C++ has CRTP (Curiously Recurring Template Pattern) as a compile-time alternative: a base template parameterized by the derived type generates specialized code for each concrete class without vtable indirection. CRTP eliminates runtime dispatch overhead but requires that the concrete type be known at compile time. Emacs cannot use this because the type of any Lisp_Object is a runtime property, and because C does not have templates.

What the Three Patterns Add Up To

The patterns described in the Emacs internals series compose into a complete runtime type system built from C primitives: pointer alignment guarantees, bitfield arithmetic, and struct layout rules. Tagged pointers handle coarse type identification with no allocation overhead per value. Tagged unions allow secondary dispatch within a category, at the cost of manual exhaustiveness. Struct-embedding provides shared generic access to heterogeneous objects without vtable indirection, at the cost of a strict first-member convention maintained across hundreds of struct definitions.

Rust and Zig provide each of these as first-class features: comptime niche optimization for pointer types, exhaustive union(enum) for tagged unions, and trait objects or comptime interfaces for polymorphic dispatch. The C versions achieve the same runtime behavior through programmer convention and code review discipline rather than compiler enforcement.

The difference shows up in what happens when the conventions break. A pvec_type header placed in the wrong struct field, a new Lisp_Misc_Type added without updating every switch, a caller that forgets to type-check before calling XCONS: these are runtime bugs in C and compile errors in Rust or Zig. The patterns are sound; the problem is that C has no mechanism to verify the soundness at build time.

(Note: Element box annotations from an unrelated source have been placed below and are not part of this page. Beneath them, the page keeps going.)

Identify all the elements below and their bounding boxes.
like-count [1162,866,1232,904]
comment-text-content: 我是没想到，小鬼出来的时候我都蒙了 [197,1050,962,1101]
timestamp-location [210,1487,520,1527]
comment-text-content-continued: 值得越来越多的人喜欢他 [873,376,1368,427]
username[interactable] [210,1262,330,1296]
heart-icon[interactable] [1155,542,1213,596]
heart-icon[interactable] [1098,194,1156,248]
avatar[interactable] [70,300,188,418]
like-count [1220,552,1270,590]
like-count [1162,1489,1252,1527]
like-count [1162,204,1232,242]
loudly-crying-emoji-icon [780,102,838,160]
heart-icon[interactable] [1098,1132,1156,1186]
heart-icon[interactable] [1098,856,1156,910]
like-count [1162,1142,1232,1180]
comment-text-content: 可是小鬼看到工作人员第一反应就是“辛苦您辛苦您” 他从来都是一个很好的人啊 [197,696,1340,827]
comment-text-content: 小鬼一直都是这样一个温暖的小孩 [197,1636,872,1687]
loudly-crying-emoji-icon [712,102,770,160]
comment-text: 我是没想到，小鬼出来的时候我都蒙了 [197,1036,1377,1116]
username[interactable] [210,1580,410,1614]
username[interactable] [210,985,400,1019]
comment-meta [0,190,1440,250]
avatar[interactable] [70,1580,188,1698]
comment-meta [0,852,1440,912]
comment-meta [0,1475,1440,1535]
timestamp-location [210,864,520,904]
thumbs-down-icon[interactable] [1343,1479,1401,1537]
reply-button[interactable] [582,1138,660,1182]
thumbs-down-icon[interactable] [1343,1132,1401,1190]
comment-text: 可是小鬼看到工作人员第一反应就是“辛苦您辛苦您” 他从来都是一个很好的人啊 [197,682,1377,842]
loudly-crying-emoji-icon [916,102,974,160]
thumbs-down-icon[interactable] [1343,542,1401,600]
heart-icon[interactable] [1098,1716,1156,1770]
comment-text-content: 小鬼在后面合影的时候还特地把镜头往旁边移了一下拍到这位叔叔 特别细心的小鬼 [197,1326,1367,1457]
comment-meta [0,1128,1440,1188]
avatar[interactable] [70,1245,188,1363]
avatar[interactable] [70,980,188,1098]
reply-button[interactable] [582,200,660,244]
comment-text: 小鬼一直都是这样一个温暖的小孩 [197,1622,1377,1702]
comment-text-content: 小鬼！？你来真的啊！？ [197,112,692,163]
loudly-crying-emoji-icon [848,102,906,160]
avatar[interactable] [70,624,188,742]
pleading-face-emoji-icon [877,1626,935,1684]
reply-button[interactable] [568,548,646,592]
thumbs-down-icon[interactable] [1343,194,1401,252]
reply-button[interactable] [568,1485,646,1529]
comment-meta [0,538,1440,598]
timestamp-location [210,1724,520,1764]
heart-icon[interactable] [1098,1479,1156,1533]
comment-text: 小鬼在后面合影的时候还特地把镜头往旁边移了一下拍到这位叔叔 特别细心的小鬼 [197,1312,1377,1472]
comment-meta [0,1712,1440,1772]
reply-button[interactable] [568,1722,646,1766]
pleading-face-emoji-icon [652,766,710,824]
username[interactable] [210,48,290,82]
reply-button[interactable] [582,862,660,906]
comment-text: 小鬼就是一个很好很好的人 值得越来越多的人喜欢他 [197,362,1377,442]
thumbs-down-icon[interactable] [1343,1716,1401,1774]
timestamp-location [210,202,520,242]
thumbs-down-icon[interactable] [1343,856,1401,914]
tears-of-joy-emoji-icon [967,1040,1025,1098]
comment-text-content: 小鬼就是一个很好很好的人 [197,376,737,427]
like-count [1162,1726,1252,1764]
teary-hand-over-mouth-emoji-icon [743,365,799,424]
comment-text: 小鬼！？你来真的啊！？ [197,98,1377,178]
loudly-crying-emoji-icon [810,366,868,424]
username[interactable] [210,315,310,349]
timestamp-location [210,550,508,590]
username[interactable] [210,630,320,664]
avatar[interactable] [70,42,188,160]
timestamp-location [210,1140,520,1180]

For a runtime that predates C99, runs on every major platform, and treats GC traversal cost as a real constraint, the design is coherent and appropriate. What tracing through this codebase makes clear is that the tagged pointer, the tagged union, and the first-member cast are not workarounds for C’s limitations. They are a considered design, built at a time when the language features that would make them safer did not exist yet.